If we sidestep the notion of 'culture' then we are left with a much starker politics because capitalism tends towards being a totalising system so I suppose that, as far as poetry is concerned, it depends on how an individual orientates themselves in relation to that, if it is important to them, or they see an importance there in regard to how they behave as a writer. What they write will then jar with certain other individuals who might orientate themselves in a different direction, particularly if that person does not see capitalism as a totalising system. I think capitalism does TEND towards being a totalising system so I can understand how certain poets work attempts to deal with that - if someone tries to consciously deal with the 'totality' in their poetry then that totality is going to be reflected back. But, I don't think most of us really work like that. Got to think some more on this.

Cheers

Tim

    
On 19 Mar 2015, at 17:32, Peter Riley wrote:

I once had a discussion like this with a young poet, a rather good one I thought. I was trying to convince him that the word Fascist actually had a meaning -- that it was not the same as saying "Satanic". The point being that Fascism as a system of government and social organisation does not in itself imply the cold-blooded murder of many thousands of people. So those in charge, who chose to interpret fascism as Nazism, made a lot of difference. It was not the work of a "culture", which would implicate the whole of that society and far beyond it, but was a kind of spasm of a particular society responding to both historical and demagogic forces. The "seed" of this, if you like, was already there, and always is, but this does not make the entire "culture" rotten. I didn't get anywhere; Fascism remained simply an evil.

Culture is such an amorphous and disputed concept that I don't see how it can be held "responsible" for anything without a lot of definition. I take it you don't mean "music, painting, poetry, film, theatre..." were responsible for WW1, but the use of Culture in a greatly expanded sense is recent and uncertain (it meant something like "civilisation" in the 18th Century but became destabilised in the 19th). Its use among angry poets seems to be totalised, with no boundaries of time or place; it is the everything of "everything is  wrong as it was then and as it is now and you're all to blame". Or it means "everything that I don't like about where I am". The trickery is in the attempt to exclude yourself from it.

Well I don't expect I'll dissuade you, Tim, from your convictions. I wouldn't want to, But neither will I ever be persuaded again to surrender a sense of the realities of what happens, for that old new-world protest sloganing (I don't accuse Tim of this) which denigrates the entire context in which we live, including a social set-up and a commerce without which we'd be finished, wouldn't we?

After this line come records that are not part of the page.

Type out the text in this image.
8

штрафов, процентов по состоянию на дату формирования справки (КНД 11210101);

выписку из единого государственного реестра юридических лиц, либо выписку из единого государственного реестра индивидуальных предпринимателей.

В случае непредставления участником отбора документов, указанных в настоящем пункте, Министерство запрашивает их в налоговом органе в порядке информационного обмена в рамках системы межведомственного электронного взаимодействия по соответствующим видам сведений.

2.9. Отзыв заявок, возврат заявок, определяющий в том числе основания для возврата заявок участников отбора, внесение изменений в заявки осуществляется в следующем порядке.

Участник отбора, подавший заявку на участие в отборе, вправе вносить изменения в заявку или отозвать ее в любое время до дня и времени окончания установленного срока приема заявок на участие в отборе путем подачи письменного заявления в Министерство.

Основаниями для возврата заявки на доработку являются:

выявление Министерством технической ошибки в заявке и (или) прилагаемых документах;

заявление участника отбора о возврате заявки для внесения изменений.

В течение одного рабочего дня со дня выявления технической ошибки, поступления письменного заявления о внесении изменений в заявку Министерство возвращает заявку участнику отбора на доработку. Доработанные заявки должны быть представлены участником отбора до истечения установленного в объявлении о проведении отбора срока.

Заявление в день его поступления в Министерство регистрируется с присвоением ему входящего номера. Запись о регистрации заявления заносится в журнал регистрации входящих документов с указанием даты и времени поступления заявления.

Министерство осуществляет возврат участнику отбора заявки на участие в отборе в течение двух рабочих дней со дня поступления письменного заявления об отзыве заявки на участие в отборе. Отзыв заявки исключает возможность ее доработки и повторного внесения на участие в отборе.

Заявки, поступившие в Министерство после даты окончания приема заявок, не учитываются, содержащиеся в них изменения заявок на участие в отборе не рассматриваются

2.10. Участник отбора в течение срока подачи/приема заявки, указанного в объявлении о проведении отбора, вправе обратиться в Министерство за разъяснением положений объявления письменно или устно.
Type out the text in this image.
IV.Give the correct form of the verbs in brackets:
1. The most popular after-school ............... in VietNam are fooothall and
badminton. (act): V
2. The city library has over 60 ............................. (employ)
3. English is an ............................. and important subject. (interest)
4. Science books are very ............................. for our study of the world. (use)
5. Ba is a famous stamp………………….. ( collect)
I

Of course there is a lot wrong with it, some times more than at other times. And it does concern poetry, down to the syllable. It's a matter of language use, trying to make a habit of accuracy in all departments as best we can. (I don't for instance much like that use of the term "the rich"). Also that writing a poem about daffodils (which I think everyone should) does not make you complicit in large-scale harm.

I'd rather have written this so that it didn't slip and slide so from one hefty proposition to another.